Another example would be the loss of a major donor.


These are risks that affect how you are perceived in the community. For example: adverse reports in the local press, an argument between two senior church members gets into the local paper, the notice board still has Christmas service details up at Easter.

Statutory and legal requirements

For example: health and safety issues, Employment law, Child protection issues, Disability Access issues.

Operational risks

These are risks that would stop the church functioning. For example: fire damages the church building, theft of a large sum of money, vandalism in the church, illness of the vicar.

Some risks will obviously fall into several categories – e.g. a toddler falling down stairs has health and safety implications but may also damage the church’s reputation.

Categorising risks

Once risks have been identified the next step is to categories them based on how likely they are to happen and how big the impact would be if they did happen

For example:
Fire in church – low likelihood/high impact
Window broken by vandals – high likelihood/low impact

Reviewing risks

Having categorised them each risk needs to be looked at – start with those which are high impact and high likelihood, then move on to those which are high impact low likelihood and so on.

For each risk consider what current systems are in place and whether they are adequate. For each risk you can either:

  • Accept the risk –it may be that the level of risk is acceptable especially if it is low impact.
  • Avoid the risk – at the other extreme you may decide that the risk is so serious that it has to be avoided altogether.
  • Sharing the risk – it may be that some activities could be carried out jointly with other churches.
  • Mitigating the risk – this means taking what reasonable steps you can to reduce the risk.

Risk Register

Having identified risk, categorised them and decided what to do about them you need to put the details into a register as a record of what has been decided.
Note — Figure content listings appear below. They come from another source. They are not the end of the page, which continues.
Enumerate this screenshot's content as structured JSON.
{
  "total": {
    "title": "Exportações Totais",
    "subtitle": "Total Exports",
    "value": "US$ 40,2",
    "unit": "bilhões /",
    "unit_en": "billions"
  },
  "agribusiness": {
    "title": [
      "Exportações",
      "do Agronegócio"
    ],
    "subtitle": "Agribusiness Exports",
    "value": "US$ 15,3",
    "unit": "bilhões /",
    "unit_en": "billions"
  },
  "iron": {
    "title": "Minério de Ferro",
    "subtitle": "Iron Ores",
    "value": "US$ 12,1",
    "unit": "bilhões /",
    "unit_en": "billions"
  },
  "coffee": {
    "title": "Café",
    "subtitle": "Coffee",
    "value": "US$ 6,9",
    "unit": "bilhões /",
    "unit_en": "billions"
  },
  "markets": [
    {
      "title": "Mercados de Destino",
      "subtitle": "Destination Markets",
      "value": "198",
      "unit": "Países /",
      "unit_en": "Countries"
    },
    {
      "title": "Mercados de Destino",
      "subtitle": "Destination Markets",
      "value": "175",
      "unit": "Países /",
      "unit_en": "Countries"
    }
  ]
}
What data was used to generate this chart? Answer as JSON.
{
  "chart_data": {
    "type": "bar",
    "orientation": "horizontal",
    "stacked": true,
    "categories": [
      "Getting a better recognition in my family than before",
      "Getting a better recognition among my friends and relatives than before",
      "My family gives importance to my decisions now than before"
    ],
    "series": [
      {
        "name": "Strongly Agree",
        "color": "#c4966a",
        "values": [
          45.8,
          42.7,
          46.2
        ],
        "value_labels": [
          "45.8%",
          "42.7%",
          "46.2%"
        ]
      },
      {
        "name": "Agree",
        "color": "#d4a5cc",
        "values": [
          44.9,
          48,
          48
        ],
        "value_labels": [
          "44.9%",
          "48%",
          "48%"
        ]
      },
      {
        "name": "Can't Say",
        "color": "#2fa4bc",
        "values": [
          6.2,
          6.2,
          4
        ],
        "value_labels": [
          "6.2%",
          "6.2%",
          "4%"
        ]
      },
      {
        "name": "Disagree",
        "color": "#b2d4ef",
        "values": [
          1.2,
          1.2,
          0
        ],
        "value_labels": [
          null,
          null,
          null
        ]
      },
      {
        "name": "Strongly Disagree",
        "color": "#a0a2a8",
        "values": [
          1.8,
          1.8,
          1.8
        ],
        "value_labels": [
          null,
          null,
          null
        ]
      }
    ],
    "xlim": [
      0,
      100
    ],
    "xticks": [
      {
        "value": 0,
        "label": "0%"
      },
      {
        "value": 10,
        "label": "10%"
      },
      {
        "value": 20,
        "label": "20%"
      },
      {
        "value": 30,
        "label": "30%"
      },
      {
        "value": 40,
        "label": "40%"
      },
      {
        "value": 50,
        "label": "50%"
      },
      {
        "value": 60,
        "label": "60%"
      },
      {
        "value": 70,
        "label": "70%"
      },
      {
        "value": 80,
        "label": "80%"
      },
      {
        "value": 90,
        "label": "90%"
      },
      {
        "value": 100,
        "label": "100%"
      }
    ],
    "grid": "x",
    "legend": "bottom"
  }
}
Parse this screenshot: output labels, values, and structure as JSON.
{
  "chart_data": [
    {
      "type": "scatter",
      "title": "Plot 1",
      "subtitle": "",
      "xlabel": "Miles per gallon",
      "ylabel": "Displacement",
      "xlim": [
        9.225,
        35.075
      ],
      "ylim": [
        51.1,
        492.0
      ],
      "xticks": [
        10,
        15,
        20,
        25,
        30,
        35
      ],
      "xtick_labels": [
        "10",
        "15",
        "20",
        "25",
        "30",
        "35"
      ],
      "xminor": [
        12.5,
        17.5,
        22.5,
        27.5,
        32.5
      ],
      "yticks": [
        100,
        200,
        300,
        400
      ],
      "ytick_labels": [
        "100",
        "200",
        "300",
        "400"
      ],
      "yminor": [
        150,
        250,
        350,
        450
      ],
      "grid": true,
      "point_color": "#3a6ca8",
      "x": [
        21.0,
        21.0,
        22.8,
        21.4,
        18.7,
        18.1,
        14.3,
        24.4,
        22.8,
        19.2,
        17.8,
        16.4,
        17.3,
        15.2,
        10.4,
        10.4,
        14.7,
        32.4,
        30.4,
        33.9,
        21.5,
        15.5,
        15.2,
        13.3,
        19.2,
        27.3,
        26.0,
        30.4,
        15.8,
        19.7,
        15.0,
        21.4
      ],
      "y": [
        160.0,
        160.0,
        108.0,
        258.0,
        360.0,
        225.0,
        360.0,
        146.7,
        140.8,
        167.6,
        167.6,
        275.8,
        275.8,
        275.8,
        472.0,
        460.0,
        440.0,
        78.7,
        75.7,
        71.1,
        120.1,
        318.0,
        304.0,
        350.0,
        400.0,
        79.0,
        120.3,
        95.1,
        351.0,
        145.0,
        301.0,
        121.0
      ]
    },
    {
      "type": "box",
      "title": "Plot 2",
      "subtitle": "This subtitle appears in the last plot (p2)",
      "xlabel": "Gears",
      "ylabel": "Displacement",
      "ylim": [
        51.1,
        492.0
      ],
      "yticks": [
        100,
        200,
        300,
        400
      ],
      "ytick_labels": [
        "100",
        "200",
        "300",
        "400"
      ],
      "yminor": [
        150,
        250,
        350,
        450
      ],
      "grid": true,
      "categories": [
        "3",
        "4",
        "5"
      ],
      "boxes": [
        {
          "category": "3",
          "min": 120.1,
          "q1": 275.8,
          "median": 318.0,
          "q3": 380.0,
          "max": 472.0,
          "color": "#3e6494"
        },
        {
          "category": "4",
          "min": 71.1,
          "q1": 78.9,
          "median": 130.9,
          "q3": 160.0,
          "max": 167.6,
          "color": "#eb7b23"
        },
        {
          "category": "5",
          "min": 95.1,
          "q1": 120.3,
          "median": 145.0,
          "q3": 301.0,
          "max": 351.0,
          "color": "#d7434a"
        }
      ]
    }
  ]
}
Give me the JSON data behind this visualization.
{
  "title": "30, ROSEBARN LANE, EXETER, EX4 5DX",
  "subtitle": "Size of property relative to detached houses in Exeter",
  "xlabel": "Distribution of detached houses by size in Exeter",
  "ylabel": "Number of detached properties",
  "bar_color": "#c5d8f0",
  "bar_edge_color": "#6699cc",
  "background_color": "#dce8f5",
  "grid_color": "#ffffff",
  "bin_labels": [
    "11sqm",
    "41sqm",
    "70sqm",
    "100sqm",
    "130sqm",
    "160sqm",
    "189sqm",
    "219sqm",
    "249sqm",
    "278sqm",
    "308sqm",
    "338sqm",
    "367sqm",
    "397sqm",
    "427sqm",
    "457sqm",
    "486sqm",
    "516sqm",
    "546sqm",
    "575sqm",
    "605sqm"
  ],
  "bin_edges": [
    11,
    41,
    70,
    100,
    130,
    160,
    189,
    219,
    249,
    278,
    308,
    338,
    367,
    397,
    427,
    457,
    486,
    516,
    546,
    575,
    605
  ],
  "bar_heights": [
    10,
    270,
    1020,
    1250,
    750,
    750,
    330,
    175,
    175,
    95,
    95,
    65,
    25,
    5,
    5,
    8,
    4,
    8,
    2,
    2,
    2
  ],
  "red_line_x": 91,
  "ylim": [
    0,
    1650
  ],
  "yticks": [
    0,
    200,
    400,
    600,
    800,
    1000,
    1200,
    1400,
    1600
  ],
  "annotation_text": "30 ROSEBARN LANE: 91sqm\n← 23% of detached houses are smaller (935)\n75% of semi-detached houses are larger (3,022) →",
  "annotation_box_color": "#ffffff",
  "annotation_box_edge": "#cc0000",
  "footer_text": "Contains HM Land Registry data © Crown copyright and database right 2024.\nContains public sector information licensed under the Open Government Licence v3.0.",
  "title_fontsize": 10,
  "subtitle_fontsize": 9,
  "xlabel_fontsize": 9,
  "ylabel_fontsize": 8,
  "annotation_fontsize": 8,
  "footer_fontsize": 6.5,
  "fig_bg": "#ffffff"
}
All PCC members need to be aware of the contents of the register. The register should also be reviewed at least annually and, if major risks are identified in the meanwhile, they will need to be added.

Recognising Risk Management in the Annual report and accounts

All PCCs with income or expenditure over £250,000 are required to have a policy with regard to the management of risks. There must be a statement in the Annual Report and Accounts stating that the PCC have considered the major risks they may be subject to and have put in place appropriate systems to mitigate those risks.